Der Sprayer in Bosnien
Ein mutiges Buch – gelobt und gescheitert
Er war die Überraschung auf der Longlist der Nominierten für den Deutschen Buchpreis: der 34-jährige Österreicher Robert Prosser mit seinem zweiten Roman „Phantome“. Ohne Zweifel ein mutiges Buch. Aber zum Glück nicht auf die Art, wie es zunächst droht. Das klänge nämlich so: „Eigentlich ist es mit Bosnien nicht anders als mit Graffiti, beide funktionieren nach strengen Regeln, die für Außenstehende schwer zu durchblicken sind. Und heillos kompliziert sind die Verbindungen und Feindschaften, die ein verworrenes Netzwerk über ein Land spannen, in dem bereits dein Name verraten kann, ob du Kroate, Serbe oder Bosniake bist…“Graffiti und Krieg, o weh, also wäre das Sterben eine Frage des Styles… Aber nein, das Buch beginnt zum Glück nur als Szenenwechsel zwischen Bosnienreise und Sprühaktionen, ist im Kern aber ein vollständiges Eintauchen in die Erinnerungen aus der Kriegszeit. „Eine Zelle, dann ein Keller: enge, finstere Kerker, in denen Jovan für Tage vegetiert.“In diesem Stil. Prosser versteht Sprache sehr rhythmisch, erzeugt gekonnt Atmosphären… – aber wozu?

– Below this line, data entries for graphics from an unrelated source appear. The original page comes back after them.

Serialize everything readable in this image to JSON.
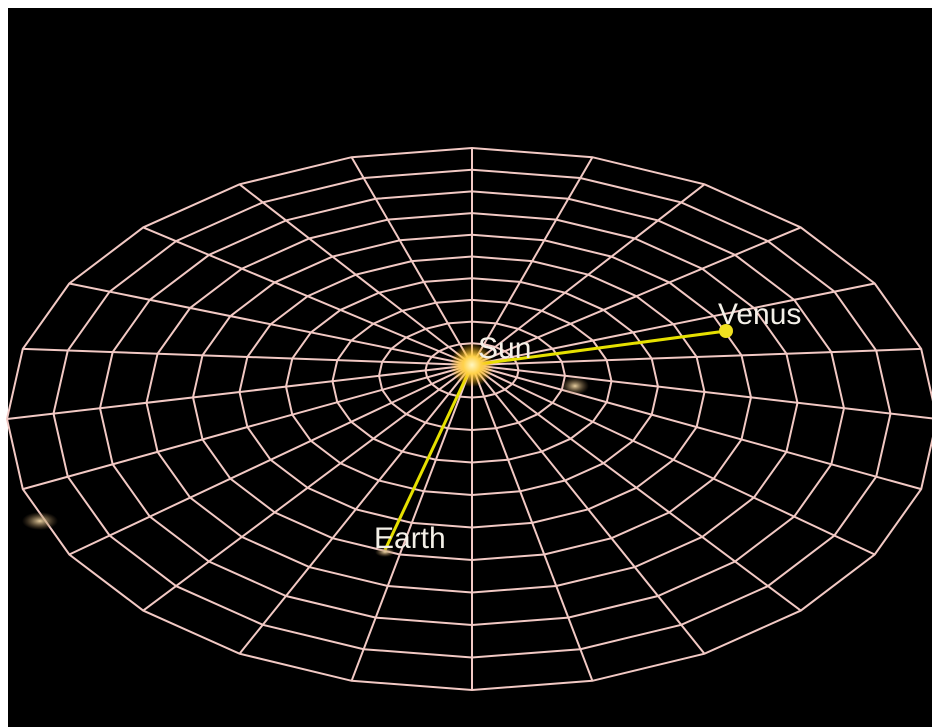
{
  "labels": {
    "venus": "Venus",
    "sun": "Sun",
    "earth": "Earth"
  }
}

Im Nachwort gesteht der Autor offen, zuvor praktisch nichts über den Bosnienkrieg gewusst zu haben. Löblich, dass er nun recherchiert, mutig, dass er sich gleich an eine literarische Aufarbeitung gemacht hat. Kein Wunder, dass er scheitert. Zum Glück ist „Phantome“auf der Shortlist nicht mehr vertreten.